I can’t connect to my webserver in the DMZ from an external IP address when Syn Flood Protection is enabled in the corresponding firewall rule.
Sometimes I am able to reach the site but most of the time not. When disabling this feature, everything works.
I there anything I can do about this?
[Edit]
Could it be that there is a problem in case of HAProxy listening on that specific port?
On my vm testbed system, I just set up a server on my orange network and set up a port forward rule to allow access.
Tested this out and was able to successfully access the server from the red side of the vm IPFire system. Turning off the port forward prevented access.
Then I enabled synflood protection onto the port forward firewall rule and tried accessing again from the red side.
I was able to access multiple times without any problems. Checked the rule and confirmed that the syn flood checkbox was enabled.

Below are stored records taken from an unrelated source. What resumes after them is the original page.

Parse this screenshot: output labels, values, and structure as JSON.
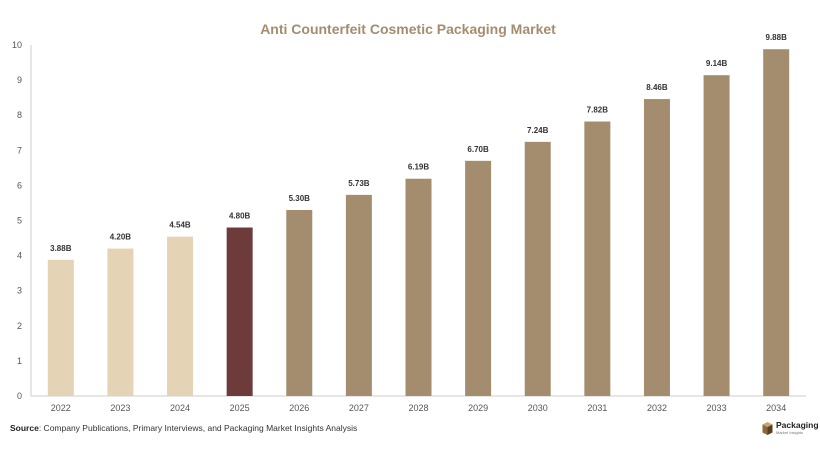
{
  "colors": {
    "title": "#a38d6e",
    "historic": "#e4d3b4",
    "current": "#6e3b3b",
    "forecast": "#a38d6e",
    "axis": "#cccccc"
  },
  "source": {
    "label": "Source",
    "text": ": Company Publications, Primary Interviews, and Packaging Market Insights Analysis"
  },
  "logo": {
    "icon": "box-logo-icon",
    "word": "Packaging",
    "sub": "Market Insights"
  },
  "chart_data": {
    "type": "bar",
    "title": "Anti Counterfeit Cosmetic Packaging Market",
    "xlabel": "",
    "ylabel": "",
    "ylim": [
      0,
      10
    ],
    "yticks": [
      0,
      1,
      2,
      3,
      4,
      5,
      6,
      7,
      8,
      9,
      10
    ],
    "grid": false,
    "categories": [
      "2022",
      "2023",
      "2024",
      "2025",
      "2026",
      "2027",
      "2028",
      "2029",
      "2030",
      "2031",
      "2032",
      "2033",
      "2034"
    ],
    "values": [
      3.88,
      4.2,
      4.54,
      4.8,
      5.3,
      5.73,
      6.19,
      6.7,
      7.24,
      7.82,
      8.46,
      9.14,
      9.88
    ],
    "data_labels": [
      "3.88B",
      "4.20B",
      "4.54B",
      "4.80B",
      "5.30B",
      "5.73B",
      "6.19B",
      "6.70B",
      "7.24B",
      "7.82B",
      "8.46B",
      "9.14B",
      "9.88B"
    ],
    "bar_groups": [
      "historic",
      "historic",
      "historic",
      "current",
      "forecast",
      "forecast",
      "forecast",
      "forecast",
      "forecast",
      "forecast",
      "forecast",
      "forecast",
      "forecast"
    ]
  }
}
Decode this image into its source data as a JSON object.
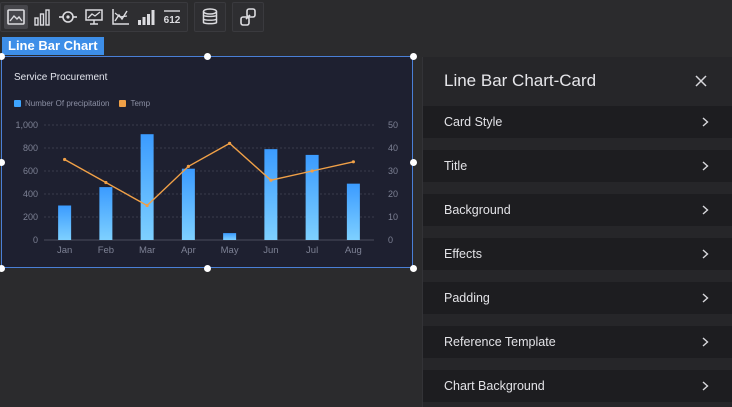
{
  "toolbar": {
    "groups": [
      [
        "image-chart-icon",
        "bar-chart-icon",
        "pie-target-icon",
        "line-board-icon",
        "axis-line-icon",
        "stepped-bar-icon",
        "number-icon"
      ],
      [
        "database-icon"
      ],
      [
        "link-icon"
      ]
    ],
    "number_icon_text": "612"
  },
  "component_label": "Line Bar Chart",
  "card": {
    "title": "Service Procurement",
    "legend": [
      {
        "label": "Number Of precipitation",
        "color": "#3ea5ff"
      },
      {
        "label": "Temp",
        "color": "#f0a047"
      }
    ]
  },
  "chart_data": {
    "type": "bar",
    "title": "Service Procurement",
    "categories": [
      "Jan",
      "Feb",
      "Mar",
      "Apr",
      "May",
      "Jun",
      "Jul",
      "Aug"
    ],
    "series": [
      {
        "name": "Number Of precipitation",
        "type": "bar",
        "axis": "left",
        "values": [
          300,
          460,
          920,
          620,
          60,
          790,
          740,
          490
        ]
      },
      {
        "name": "Temp",
        "type": "line",
        "axis": "right",
        "values": [
          35,
          25,
          15,
          32,
          42,
          26,
          30,
          34
        ]
      }
    ],
    "y_left": {
      "min": 0,
      "max": 1000,
      "ticks": [
        "0",
        "200",
        "400",
        "600",
        "800",
        "1,000"
      ]
    },
    "y_right": {
      "min": 0,
      "max": 50,
      "ticks": [
        "0",
        "10",
        "20",
        "30",
        "40",
        "50"
      ]
    },
    "grid": true,
    "legend_position": "top-left",
    "colors": {
      "bar_top": "#3b9bff",
      "bar_bottom": "#7ed0ff",
      "line": "#f0a047"
    }
  },
  "panel": {
    "title": "Line Bar Chart-Card",
    "sections": [
      "Card Style",
      "Title",
      "Background",
      "Effects",
      "Padding",
      "Reference Template",
      "Chart Background"
    ]
  }
}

So I can’t reproduce the effect you are describing based on the synflood protection.
EDIT:
Just in case there was any browser cache effect I just tried it with closing the browser between testing without and with the synflood protection enabled on the port forward rule and in all cases I could continue accessing the server on my vm orange network.
I can’t help withy regard to your question about the haproxy addon as I don’t use it and never have.
Thank you very much, I’ll try out without HaProxy but with a portforward FW rule. This will take some days but I’ll post my results here.
This should all work even with local services, but of course is a lot less effective. The OS itself has SYN flood protection built in and so I would not bother to run this on top of that.